A Seattle company has created model legislation that wireless carriers can use to convince state legislators to create a dedicated wireless E-911 fund administered at the state level.
“We have met with numerous carriers and there is a feeling that the state-level fund is the way to go,” said Reuven Carlyle, vice president for external affairs of Xypoint Corp.
Seattle-based Xypoint has two objectives in helping carriers. The company hopes to be an industry-wide provider of emergency 911 services, connecting with the wireless carrier’s switch to deliver automatic location identification to the public safety answering point.
“And we have done this because someone needed to do the quality staff work and collect the data,” Carlyle said.
The Federal Communications Commission ruled this summer that all wireless carriers were required to work with PSAPs in their coverage areas to develop a wireless E-911 system.
Landline phone calls arrive at the PSAP computers with the address of the telephone’s location.

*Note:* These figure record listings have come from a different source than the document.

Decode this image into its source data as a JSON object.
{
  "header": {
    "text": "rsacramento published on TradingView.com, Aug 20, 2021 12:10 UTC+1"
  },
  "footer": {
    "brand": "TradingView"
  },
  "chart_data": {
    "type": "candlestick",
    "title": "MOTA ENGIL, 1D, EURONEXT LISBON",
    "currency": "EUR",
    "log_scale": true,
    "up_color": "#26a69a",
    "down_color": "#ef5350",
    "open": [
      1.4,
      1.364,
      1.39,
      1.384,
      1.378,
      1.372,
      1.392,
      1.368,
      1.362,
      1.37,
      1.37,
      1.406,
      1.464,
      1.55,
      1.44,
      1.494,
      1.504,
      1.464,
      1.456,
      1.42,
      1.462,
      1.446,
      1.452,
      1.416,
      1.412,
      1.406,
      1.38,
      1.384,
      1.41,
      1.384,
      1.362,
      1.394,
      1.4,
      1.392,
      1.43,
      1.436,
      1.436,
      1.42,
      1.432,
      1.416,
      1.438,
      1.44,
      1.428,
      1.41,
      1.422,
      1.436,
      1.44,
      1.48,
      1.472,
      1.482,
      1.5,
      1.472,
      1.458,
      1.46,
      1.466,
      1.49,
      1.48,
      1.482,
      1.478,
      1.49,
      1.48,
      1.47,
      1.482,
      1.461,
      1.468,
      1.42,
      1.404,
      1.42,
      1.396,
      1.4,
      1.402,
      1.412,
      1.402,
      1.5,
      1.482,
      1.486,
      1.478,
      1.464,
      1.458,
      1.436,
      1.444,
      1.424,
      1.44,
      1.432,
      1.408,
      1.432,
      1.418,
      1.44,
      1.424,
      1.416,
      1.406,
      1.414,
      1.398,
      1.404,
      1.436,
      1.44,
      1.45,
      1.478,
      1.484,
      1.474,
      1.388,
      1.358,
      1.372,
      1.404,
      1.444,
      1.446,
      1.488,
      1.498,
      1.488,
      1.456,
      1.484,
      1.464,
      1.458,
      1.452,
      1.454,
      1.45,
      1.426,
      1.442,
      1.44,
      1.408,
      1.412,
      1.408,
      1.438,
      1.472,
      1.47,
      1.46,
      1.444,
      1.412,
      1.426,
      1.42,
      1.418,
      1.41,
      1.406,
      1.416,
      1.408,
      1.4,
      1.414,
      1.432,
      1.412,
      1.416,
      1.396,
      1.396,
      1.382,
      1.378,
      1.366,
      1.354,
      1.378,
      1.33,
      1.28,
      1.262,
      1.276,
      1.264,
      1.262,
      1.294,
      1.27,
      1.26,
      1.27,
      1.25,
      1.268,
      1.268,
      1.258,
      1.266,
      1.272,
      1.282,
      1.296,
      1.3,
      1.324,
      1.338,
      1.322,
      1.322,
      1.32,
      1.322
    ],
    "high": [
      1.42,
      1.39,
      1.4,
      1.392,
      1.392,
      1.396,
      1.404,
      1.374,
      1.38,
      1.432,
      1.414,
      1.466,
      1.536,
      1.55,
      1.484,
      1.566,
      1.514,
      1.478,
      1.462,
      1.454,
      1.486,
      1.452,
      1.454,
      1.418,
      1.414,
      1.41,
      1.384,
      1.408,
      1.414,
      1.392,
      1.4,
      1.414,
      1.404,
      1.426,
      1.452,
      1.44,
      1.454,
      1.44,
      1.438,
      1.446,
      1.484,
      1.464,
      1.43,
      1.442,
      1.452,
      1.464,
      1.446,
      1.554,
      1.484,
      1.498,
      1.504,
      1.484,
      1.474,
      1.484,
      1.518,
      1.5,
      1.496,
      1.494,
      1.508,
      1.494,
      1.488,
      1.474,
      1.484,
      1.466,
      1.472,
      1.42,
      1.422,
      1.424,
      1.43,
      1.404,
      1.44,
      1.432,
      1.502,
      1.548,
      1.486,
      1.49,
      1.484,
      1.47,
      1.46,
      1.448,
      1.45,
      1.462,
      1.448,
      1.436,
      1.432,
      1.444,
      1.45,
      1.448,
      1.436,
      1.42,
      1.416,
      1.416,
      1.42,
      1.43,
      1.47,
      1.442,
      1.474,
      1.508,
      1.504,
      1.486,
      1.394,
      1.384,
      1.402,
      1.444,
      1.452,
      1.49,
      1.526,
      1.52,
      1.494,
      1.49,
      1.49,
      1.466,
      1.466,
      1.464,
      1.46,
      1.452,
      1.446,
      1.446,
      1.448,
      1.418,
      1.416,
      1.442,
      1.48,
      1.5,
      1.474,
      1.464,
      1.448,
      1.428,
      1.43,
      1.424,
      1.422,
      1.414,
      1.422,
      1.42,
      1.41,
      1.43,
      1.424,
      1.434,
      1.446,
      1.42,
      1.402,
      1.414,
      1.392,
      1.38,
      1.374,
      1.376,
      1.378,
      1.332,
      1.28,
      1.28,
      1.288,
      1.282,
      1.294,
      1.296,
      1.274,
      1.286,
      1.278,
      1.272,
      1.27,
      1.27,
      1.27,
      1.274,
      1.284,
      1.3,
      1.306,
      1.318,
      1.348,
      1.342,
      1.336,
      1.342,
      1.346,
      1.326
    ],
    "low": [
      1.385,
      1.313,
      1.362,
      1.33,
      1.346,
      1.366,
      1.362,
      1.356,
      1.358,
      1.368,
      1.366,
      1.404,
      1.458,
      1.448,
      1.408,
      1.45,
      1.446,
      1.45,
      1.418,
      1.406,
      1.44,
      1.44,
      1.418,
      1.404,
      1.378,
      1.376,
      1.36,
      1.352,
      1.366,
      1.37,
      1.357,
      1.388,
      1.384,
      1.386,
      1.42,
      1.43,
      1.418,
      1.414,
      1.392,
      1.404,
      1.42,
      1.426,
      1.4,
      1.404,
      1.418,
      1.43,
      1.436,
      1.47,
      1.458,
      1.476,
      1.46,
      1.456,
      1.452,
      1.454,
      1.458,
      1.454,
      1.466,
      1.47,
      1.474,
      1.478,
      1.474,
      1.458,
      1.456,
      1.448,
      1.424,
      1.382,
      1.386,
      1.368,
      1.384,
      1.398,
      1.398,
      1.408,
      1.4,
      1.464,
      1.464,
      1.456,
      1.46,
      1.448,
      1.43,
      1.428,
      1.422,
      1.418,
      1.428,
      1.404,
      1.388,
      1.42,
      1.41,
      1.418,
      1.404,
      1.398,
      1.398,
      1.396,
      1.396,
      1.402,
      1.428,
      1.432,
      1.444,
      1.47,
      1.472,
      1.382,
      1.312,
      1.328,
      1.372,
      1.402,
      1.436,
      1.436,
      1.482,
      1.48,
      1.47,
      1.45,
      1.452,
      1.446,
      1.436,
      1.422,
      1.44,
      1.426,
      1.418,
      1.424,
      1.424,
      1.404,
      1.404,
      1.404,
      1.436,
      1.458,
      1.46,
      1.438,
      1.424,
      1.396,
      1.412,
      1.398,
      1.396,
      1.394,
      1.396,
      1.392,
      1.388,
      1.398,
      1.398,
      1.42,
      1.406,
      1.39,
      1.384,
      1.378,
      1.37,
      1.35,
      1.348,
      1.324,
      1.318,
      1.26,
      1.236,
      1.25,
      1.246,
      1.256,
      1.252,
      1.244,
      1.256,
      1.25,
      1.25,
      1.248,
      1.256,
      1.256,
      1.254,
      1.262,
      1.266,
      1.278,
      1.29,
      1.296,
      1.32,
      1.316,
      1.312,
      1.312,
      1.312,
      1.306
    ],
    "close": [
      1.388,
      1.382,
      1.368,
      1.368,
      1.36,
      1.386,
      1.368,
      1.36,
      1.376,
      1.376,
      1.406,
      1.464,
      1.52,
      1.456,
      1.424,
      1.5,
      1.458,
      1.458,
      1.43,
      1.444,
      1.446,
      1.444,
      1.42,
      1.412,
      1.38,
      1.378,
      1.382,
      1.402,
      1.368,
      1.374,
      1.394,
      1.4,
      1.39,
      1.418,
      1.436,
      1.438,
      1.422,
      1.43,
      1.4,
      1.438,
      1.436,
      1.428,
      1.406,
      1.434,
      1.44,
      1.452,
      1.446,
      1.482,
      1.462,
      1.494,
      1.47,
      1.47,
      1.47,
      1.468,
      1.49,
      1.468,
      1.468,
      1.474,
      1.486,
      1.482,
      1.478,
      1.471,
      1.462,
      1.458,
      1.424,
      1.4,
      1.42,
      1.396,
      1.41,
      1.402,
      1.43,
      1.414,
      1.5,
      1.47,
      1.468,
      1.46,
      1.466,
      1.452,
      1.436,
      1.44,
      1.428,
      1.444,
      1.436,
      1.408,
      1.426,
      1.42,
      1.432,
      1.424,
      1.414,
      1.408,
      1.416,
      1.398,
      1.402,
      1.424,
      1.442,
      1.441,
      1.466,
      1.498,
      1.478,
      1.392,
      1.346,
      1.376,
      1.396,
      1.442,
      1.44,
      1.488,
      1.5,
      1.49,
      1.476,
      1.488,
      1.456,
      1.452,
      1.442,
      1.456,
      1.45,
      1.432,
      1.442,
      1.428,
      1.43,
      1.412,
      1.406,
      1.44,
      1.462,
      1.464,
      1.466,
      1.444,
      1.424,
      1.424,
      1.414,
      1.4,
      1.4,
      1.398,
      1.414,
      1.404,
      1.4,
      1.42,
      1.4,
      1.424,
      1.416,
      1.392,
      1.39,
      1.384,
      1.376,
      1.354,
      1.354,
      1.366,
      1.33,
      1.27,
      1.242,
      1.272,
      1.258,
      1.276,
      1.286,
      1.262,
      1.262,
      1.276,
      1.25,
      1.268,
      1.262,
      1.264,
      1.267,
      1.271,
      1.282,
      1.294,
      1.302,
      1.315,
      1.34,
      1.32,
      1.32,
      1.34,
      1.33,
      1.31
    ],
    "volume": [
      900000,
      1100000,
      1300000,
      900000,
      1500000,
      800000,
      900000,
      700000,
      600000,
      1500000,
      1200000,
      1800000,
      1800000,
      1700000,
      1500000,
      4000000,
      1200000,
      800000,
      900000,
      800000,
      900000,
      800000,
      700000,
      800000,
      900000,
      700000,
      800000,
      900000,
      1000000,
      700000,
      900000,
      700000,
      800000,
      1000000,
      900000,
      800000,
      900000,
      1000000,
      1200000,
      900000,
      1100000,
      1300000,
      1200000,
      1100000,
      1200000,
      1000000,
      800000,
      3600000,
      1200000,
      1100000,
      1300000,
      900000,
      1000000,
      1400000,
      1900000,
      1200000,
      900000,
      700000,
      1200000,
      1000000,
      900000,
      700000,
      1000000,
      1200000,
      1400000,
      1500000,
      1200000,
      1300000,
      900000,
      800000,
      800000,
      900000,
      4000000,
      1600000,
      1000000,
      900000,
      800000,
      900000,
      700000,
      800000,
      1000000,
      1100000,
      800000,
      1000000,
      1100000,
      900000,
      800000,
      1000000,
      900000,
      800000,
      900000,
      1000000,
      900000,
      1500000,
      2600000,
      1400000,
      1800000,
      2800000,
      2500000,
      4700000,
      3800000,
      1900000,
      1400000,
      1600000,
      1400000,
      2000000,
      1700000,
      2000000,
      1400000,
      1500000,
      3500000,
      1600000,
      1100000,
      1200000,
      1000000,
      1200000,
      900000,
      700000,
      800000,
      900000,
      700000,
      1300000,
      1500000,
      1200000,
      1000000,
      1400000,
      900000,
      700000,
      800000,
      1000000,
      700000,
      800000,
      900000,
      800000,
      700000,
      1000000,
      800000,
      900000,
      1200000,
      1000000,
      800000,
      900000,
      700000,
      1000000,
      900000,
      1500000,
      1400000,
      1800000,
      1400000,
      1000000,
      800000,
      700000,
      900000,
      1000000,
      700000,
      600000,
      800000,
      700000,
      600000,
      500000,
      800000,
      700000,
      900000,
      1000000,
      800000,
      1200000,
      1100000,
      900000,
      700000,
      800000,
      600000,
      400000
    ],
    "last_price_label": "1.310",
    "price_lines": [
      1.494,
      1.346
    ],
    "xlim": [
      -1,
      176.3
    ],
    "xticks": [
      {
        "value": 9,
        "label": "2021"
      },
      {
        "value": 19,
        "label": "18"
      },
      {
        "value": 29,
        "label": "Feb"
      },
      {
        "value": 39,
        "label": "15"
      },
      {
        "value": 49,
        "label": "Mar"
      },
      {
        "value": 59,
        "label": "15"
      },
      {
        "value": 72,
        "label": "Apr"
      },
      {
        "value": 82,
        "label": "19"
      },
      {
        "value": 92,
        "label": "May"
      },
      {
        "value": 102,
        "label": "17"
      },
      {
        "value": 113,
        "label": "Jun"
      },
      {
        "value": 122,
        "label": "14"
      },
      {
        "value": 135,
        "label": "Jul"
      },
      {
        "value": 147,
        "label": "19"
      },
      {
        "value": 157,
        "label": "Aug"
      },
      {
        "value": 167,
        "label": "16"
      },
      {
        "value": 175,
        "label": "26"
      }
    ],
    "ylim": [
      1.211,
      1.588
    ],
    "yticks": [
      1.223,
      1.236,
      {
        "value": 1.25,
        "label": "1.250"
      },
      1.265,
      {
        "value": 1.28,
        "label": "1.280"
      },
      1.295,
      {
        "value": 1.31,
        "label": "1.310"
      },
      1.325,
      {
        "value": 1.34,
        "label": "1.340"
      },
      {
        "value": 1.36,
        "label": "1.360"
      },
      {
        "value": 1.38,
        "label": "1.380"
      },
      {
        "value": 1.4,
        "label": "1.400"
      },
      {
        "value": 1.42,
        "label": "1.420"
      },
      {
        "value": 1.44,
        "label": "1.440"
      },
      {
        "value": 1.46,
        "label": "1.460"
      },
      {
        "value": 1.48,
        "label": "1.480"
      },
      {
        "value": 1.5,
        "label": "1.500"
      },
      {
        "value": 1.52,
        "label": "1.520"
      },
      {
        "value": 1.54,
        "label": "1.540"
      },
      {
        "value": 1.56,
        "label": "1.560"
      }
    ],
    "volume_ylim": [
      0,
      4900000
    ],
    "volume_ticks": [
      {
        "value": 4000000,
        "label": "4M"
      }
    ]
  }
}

Mobile phone calls to E-911 arrive without an address, and emergency officials say this causes problems in both locating the emergency and verifying its validity.

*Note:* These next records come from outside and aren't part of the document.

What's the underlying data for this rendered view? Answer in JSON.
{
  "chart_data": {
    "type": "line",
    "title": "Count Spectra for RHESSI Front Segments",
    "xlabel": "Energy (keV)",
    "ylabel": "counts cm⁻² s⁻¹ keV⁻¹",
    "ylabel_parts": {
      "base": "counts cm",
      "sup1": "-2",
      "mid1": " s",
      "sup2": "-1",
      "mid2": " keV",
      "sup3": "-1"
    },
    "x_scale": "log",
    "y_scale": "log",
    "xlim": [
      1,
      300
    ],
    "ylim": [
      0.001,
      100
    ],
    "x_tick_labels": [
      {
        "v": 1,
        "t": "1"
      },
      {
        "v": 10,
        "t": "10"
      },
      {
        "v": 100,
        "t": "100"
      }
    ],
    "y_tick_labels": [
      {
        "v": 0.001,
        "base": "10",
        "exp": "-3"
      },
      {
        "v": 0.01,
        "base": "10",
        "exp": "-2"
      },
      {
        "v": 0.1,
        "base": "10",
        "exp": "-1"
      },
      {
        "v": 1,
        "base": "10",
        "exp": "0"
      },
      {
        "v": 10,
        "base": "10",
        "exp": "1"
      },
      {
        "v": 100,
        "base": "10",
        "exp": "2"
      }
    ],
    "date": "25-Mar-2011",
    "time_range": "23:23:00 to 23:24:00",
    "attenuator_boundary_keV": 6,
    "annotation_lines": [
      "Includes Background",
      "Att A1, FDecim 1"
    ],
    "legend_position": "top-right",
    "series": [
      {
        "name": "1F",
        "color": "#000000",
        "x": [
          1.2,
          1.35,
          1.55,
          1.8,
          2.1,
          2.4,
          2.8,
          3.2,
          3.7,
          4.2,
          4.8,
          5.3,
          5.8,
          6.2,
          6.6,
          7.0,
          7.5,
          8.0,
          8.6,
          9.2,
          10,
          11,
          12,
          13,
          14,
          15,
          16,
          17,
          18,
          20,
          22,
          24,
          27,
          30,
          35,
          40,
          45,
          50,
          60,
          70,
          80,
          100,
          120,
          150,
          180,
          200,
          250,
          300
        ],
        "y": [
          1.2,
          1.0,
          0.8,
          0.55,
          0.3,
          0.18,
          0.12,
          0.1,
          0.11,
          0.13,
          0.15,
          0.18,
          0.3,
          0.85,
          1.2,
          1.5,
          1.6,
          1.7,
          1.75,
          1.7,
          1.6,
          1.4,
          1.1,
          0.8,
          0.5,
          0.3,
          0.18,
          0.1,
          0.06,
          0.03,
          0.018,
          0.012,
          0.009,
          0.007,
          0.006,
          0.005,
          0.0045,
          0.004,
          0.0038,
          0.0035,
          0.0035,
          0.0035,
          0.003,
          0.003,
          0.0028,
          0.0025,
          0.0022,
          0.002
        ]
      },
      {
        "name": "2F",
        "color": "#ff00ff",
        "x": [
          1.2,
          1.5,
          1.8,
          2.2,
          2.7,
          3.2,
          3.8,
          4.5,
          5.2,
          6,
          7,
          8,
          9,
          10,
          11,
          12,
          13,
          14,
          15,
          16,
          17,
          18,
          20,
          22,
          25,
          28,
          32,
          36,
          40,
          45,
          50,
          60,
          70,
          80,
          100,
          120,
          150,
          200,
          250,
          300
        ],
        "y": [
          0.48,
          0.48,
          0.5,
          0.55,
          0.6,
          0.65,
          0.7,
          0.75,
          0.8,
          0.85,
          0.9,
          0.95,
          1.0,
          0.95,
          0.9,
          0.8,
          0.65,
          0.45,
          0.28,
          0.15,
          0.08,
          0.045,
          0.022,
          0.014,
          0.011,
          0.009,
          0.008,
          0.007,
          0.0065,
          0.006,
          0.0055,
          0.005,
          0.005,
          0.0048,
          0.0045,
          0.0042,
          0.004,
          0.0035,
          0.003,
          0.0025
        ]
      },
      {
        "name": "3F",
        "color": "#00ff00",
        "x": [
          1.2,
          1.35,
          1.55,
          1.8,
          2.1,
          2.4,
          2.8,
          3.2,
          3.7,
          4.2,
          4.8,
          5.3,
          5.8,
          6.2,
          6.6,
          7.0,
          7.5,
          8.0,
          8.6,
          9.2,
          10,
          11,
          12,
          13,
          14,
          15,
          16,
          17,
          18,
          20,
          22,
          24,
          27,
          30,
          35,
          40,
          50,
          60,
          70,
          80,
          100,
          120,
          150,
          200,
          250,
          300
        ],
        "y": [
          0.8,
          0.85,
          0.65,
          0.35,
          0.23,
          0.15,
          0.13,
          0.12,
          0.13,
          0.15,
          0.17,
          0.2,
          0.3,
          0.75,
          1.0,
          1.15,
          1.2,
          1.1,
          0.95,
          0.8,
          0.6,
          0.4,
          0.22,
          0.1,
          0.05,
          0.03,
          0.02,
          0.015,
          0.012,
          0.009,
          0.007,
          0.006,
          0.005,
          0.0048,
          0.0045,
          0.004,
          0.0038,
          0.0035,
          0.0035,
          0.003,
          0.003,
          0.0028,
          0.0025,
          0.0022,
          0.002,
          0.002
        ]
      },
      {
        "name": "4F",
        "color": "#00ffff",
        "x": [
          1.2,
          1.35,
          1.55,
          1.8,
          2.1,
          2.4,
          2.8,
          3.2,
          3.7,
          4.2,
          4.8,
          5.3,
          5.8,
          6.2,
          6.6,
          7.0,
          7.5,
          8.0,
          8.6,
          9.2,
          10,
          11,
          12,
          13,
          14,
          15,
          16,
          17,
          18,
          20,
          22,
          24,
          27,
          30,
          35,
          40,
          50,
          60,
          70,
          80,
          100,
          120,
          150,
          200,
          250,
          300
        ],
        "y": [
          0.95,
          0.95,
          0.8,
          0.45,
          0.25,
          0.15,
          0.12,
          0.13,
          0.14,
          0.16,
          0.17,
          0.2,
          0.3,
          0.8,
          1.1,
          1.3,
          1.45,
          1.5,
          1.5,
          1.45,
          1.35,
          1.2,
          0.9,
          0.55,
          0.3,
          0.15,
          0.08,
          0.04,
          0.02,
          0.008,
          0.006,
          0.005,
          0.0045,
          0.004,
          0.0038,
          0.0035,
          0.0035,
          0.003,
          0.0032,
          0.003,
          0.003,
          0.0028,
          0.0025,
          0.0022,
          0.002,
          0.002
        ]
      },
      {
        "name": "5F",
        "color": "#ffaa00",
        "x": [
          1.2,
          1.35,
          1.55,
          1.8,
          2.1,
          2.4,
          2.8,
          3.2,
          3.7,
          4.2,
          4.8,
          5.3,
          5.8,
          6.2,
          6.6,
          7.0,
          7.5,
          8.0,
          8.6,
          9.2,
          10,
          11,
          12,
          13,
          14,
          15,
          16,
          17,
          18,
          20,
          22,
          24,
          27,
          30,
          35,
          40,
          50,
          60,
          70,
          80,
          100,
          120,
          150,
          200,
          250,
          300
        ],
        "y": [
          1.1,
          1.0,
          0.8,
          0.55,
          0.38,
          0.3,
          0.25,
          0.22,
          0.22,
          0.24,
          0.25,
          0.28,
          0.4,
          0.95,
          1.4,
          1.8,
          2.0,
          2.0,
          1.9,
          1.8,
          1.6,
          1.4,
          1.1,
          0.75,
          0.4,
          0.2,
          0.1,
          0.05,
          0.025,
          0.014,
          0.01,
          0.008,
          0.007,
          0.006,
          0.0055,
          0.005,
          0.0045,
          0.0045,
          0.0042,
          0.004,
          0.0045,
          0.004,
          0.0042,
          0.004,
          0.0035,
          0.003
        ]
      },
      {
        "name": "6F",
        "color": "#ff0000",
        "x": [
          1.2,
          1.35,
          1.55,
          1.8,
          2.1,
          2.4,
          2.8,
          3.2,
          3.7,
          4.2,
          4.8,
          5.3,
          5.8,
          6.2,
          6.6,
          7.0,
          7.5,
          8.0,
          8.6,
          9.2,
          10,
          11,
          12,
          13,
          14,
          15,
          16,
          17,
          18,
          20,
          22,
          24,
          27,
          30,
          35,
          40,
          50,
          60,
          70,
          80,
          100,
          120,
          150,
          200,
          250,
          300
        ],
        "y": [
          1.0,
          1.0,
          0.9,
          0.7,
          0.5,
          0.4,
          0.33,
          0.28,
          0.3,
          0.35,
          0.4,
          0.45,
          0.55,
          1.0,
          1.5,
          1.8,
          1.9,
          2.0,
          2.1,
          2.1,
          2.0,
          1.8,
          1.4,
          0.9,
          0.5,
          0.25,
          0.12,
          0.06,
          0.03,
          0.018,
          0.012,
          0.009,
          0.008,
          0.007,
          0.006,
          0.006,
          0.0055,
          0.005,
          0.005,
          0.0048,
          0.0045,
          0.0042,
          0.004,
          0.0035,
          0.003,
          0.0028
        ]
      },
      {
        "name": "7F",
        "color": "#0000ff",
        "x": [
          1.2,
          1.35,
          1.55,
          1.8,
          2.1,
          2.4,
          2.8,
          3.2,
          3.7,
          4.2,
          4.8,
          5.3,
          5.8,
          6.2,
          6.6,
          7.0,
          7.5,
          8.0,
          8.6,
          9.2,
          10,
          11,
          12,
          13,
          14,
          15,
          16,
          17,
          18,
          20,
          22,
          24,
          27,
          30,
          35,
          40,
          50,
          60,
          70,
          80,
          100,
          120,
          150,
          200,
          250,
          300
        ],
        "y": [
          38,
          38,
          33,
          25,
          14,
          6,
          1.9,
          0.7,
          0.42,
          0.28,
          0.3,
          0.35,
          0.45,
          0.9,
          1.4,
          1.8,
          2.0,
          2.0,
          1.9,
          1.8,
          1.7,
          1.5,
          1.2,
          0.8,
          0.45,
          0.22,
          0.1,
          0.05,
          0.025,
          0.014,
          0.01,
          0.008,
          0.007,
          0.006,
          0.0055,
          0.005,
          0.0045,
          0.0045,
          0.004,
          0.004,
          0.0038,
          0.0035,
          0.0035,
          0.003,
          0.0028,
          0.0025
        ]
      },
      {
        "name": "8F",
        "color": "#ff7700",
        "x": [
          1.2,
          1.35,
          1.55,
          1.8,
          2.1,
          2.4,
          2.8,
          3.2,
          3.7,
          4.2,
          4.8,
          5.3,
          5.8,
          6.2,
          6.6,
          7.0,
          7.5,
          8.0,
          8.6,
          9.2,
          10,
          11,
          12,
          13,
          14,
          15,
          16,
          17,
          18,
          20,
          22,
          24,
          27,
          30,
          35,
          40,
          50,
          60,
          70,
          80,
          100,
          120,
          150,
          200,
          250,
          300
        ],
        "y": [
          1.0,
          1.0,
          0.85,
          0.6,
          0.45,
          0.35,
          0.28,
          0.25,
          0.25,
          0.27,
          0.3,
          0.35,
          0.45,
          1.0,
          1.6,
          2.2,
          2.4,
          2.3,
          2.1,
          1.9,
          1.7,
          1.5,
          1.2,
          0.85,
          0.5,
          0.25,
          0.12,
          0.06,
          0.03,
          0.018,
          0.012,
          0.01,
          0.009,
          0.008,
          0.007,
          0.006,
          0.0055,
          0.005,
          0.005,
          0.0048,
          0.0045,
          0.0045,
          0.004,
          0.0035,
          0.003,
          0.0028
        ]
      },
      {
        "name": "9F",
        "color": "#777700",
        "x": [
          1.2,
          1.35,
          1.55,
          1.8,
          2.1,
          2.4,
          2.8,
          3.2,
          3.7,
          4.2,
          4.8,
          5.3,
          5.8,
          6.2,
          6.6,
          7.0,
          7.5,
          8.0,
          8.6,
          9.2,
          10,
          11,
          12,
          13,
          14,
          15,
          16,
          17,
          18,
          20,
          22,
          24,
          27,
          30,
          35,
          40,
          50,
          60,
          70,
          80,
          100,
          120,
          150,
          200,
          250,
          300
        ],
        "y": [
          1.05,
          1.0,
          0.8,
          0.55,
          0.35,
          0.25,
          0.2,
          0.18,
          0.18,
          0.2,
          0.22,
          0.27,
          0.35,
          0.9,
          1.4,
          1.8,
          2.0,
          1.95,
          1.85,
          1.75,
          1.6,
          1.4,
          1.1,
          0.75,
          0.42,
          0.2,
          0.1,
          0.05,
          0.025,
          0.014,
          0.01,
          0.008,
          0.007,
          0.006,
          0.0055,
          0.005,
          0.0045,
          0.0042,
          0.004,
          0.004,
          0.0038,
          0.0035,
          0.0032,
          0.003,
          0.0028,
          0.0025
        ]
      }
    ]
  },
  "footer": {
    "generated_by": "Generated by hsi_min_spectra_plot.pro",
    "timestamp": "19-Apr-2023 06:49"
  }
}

The federal government has charged the wireless industry and PSAPs nationwide with solving this problem. The government did not, however, outline how the project should be funded or who should pay for it; the FCC only stated that a “cost recovery mechanism” should be created.
It would be “an administrative and logistical nightmare” to ask carriers to make funding arrangements with every separate county that operates a PSAP in their large coverage areas, Carlyle said.
“There needs to be some public involvement. Wireless carriers should be treated the same as the landline system was when 911 was created,” Carlyle said.
Phase I of wireless E-911 must be completed by April 1, 1998. Phase I will provide the PSAP with the wireless caller’s 10-digit phone number and cell-site location.
Completing Phase I won’t be difficult for wireless carriers, because the technology exists and it can be carried out in time, Carlyle said.
Phase II is more worrisome. It requires wireless carriers to deliver by Oct. 1, 2001, the caller’s latitude and longitude within a radius of no more than 125 meters in 67 percent of all cases.
“It’s very important that the wireless 911 fund be administered at the state level, because it leaves the door open that if the legislature wants to contribute to the fund, the mechanism is in place. Phase II will be very expensive,” Carlyle said.
Fifteen states already have created some sort of cost recovery for wireless E-911. Twenty-seven states are expected to start legislative activity on the matter in 1997, Xypoint said.
Xypoint’s model legislation also addresses the matter of indemnification, stating “it is in the public interest to extend immunity by statute to all telecommunications companies that provide E-911 service, whether wireline or wireless.”
The last paragraph in the document states: “Nothing in this act shall be construed to constitute rate regulation of wireless carriers, nor shall this act be construed to prohibit wireless carriers from charging subscribers for any wireless service or feature.”
Details from the proposed act include:
Each wireless carrier shall remit the surcharge revenues collected from its subscribers on a quarterly basis to the [state treasurer] for deposit in the wireless E-911 fund after the wireless carrier has deducted any authorized rates and recurring costs associated with E-911.
The fund is authorized to disburse funds to any legally authorized person or entity for reimbursement of costs; the acquisition, upgrade or modification of PSAP equipment; for network operation, development or maintenance; database operation, development or maintenance; on-premise equipment; training; and educating consumers. Funds not expended at the end of the fiscal year must be carried forward.